4. Der nachbarrechtliche Ausgleichsanspruch entsprechend § 906 Abs. 2 S. 2 BGB besteht auch dann, wenn von einem Grundstück auf ein benachbartes Grundstück einwirkende Beeinträchtigungen zwar rechtswidrig sind und daher nicht, wie im gesetzlich geregelten Falle, geduldet werden müssen, der betroffene Eigentümer jedoch aus besonderen Gründen gehindert ist, solche Störungen gem. § 1004 Abs. 1 BGB zu unterbinden.
Normenkette
BGB § 254 Abs. 2 S. 2, §§ 276, 278, 675, 906, 909, 1004
Verfahrensgang
LG Mainz (Aktenzeichen 1 O 442/00) |
Tenor
1. Auf die Berufung des Klägers wird das Urteil der 1. Zivilkammer des LG Mainz vom 3.5.2001 geändert:
Die Klage ist dem Grunde nach gerechtfertigt.

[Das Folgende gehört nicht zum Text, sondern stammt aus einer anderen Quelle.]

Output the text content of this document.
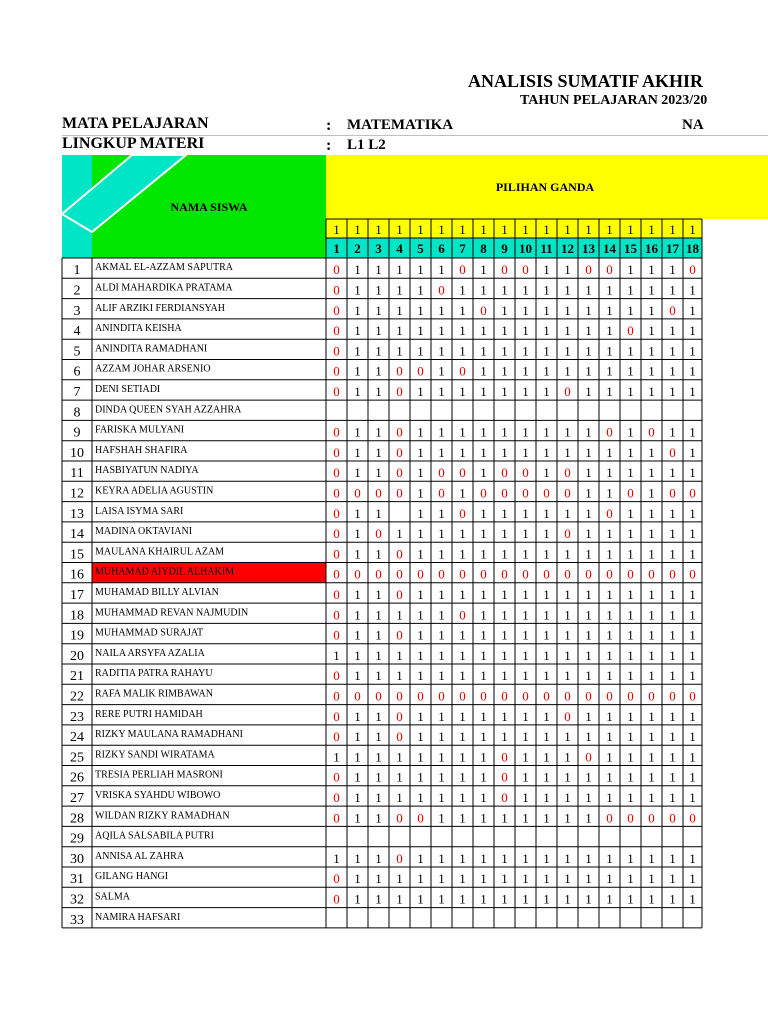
ANALISIS SUMATIF AKHIR
TAHUN PELAJARAN 2023/20
MATA PELAJARAN	: MATEMATIKA	NA
LINGKUP MATERI	: L1 L2
NAMA SISWA
PILIHAN GANDA
1 1 1 1 1 1 1 1 1 1 1 1 1 1 1 1 1 1
1 2 3 4 5 6 7 8 9 10 11 12 13 14 15 16 17 18
1 AKMAL EL-AZZAM SAPUTRA	0 1 1 1 1 1 0 1 0 0 1 1 0 0 1 1 1 0
2 ALDI MAHARDIKA PRATAMA	0 1 1 1 1 0 1 1 1 1 1 1 1 1 1 1 1 1
3 ALIF ARZIKI FERDIANSYAH	0 1 1 1 1 1 1 0 1 1 1 1 1 1 1 1 0 1
4 ANINDITA KEISHA	0 1 1 1 1 1 1 1 1 1 1 1 1 1 0 1 1 1
5 ANINDITA RAMADHANI	0 1 1 1 1 1 1 1 1 1 1 1 1 1 1 1 1 1
6 AZZAM JOHAR ARSENIO	0 1 1 0 0 1 0 1 1 1 1 1 1 1 1 1 1 1
7 DENI SETIADI	0 1 1 0 1 1 1 1 1 1 1 0 1 1 1 1 1 1
8 DINDA QUEEN SYAH AZZAHRA
9 FARISKA MULYANI	0 1 1 0 1 1 1 1 1 1 1 1 1 0 1 0 1 1
10 HAFSHAH SHAFIRA	0 1 1 0 1 1 1 1 1 1 1 1 1 1 1 1 0 1
11 HASBIYATUN NADIYA	0 1 1 0 1 0 0 1 0 0 1 0 1 1 1 1 1 1
12 KEYRA ADELIA AGUSTIN	0 0 0 0 1 0 1 0 0 0 0 0 1 1 0 1 0 0
13 LAISA ISYMA SARI	0 1 1	1 1 0 1 1 1 1 1 1 0 1 1 1 1
14 MADINA OKTAVIANI	0 1 0 1 1 1 1 1 1 1 1 0 1 1 1 1 1 1
15 MAULANA KHAIRUL AZAM	0 1 1 0 1 1 1 1 1 1 1 1 1 1 1 1 1 1
16 MUHAMAD AIYDIL ALHAKIM	0 0 0 0 0 0 0 0 0 0 0 0 0 0 0 0 0 0
17 MUHAMAD BILLY ALVIAN	0 1 1 0 1 1 1 1 1 1 1 1 1 1 1 1 1 1
18 MUHAMMAD REVAN NAJMUDIN	0 1 1 1 1 1 0 1 1 1 1 1 1 1 1 1 1 1
19 MUHAMMAD SURAJAT	0 1 1 0 1 1 1 1 1 1 1 1 1 1 1 1 1 1
20 NAILA ARSYFA AZALIA	1 1 1 1 1 1 1 1 1 1 1 1 1 1 1 1 1 1
21 RADITIA PATRA RAHAYU	0 1 1 1 1 1 1 1 1 1 1 1 1 1 1 1 1 1
22 RAFA MALIK RIMBAWAN	0 0 0 0 0 0 0 0 0 0 0 0 0 0 0 0 0 0
23 RERE PUTRI HAMIDAH	0 1 1 0 1 1 1 1 1 1 1 0 1 1 1 1 1 1
24 RIZKY MAULANA RAMADHANI	0 1 1 0 1 1 1 1 1 1 1 1 1 1 1 1 1 1
25 RIZKY SANDI WIRATAMA	1 1 1 1 1 1 1 1 0 1 1 1 0 1 1 1 1 1
26 TRESIA PERLIAH MASRONI	0 1 1 1 1 1 1 1 0 1 1 1 1 1 1 1 1 1
27 VRISKA SYAHDU WIBOWO	0 1 1 1 1 1 1 1 0 1 1 1 1 1 1 1 1 1
28 WILDAN RIZKY RAMADHAN	0 1 1 0 0 1 1 1 1 1 1 1 1 0 0 0 0 0
29 AQILA SALSABILA PUTRI
30 ANNISA AL ZAHRA	1 1 1 0 1 1 1 1 1 1 1 1 1 1 1 1 1 1
31 GILANG HANGI	0 1 1 1 1 1 1 1 1 1 1 1 1 1 1 1 1 1
32 SALMA	0 1 1 1 1 1 1 1 1 1 1 1 1 1 1 1 1 1
33 NAMIRA HAFSARI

2. Zur Entscheidung über den Betrag des Anspruchs wird die Sache an das LG Mainz zurückverwiesen, das auch über die Kosten des Berufungsverfahrens zu entscheiden hat.
3. Die Revision wird nicht zugelassen.
Tatbestand
Der Kläger nimmt den beklagten Rechtsanwalt auf Schadensersatz wegen Schlechterfüllung eines Anwaltsvertrages in Anspruch. Der Beklagte war Prozessbevollmächtigter des Klägers in dem Rechtsstreit 1 O 486/99 LG Mainz, der sich erfolglos gegen Gregor B. richtete.
Diesem Verfahren lag folgender Sachverhalt zugrunde:
Der Kläger ist Eigentümer eines bebauten Grundstücks. Der Eigentümer des Nachbargrundstücks veräußerte seine unbebaute Parzelle durch Vertrag vom 16.4.1994 an Gregor B. Dieser nahm das Grundstück in Besitz. Im Mai/Juni 1994 wurde eine Baugrube für das auf dem Grundstück zu errichtende Gebäude ausgehoben. Die Ausschachtungsarbeiten erfolgten in einem Abstand von lediglich 15 Zentimetern entlang der Grenze zum Grundstück des Klägers. Im Herbst 1994 traten am Haus des Klägers Risse auf, die er auf die Ausschachtungsarbeiten zurückführt.
1995 strengte der Kläger – vertreten durch den Beklagten des vorliegenden Rechtsstreits – ein selbstständiges Beweisverfahren an, das sich jedoch nicht gegen Gregor B., sondern gegen die Baufirma und den Architekten richtete. Eine gegen diese Beteiligten 1996 erhobene Klage war zwar erfolgreich, Vollstreckungsversuche des Klägers verliefen jedoch ergebnislos.
Daher erhob der Kläger im August 1998 – vertreten durch den Beklagten des vorliegenden Verfahrens – Klage gegen Gregor B., dem er vorwarf, die Anweisung erteilt zu haben, derart nah an der Grundstücksgrenze auszuschachten. Der Kläger begehrte 11.000 DM nebst Zinsen.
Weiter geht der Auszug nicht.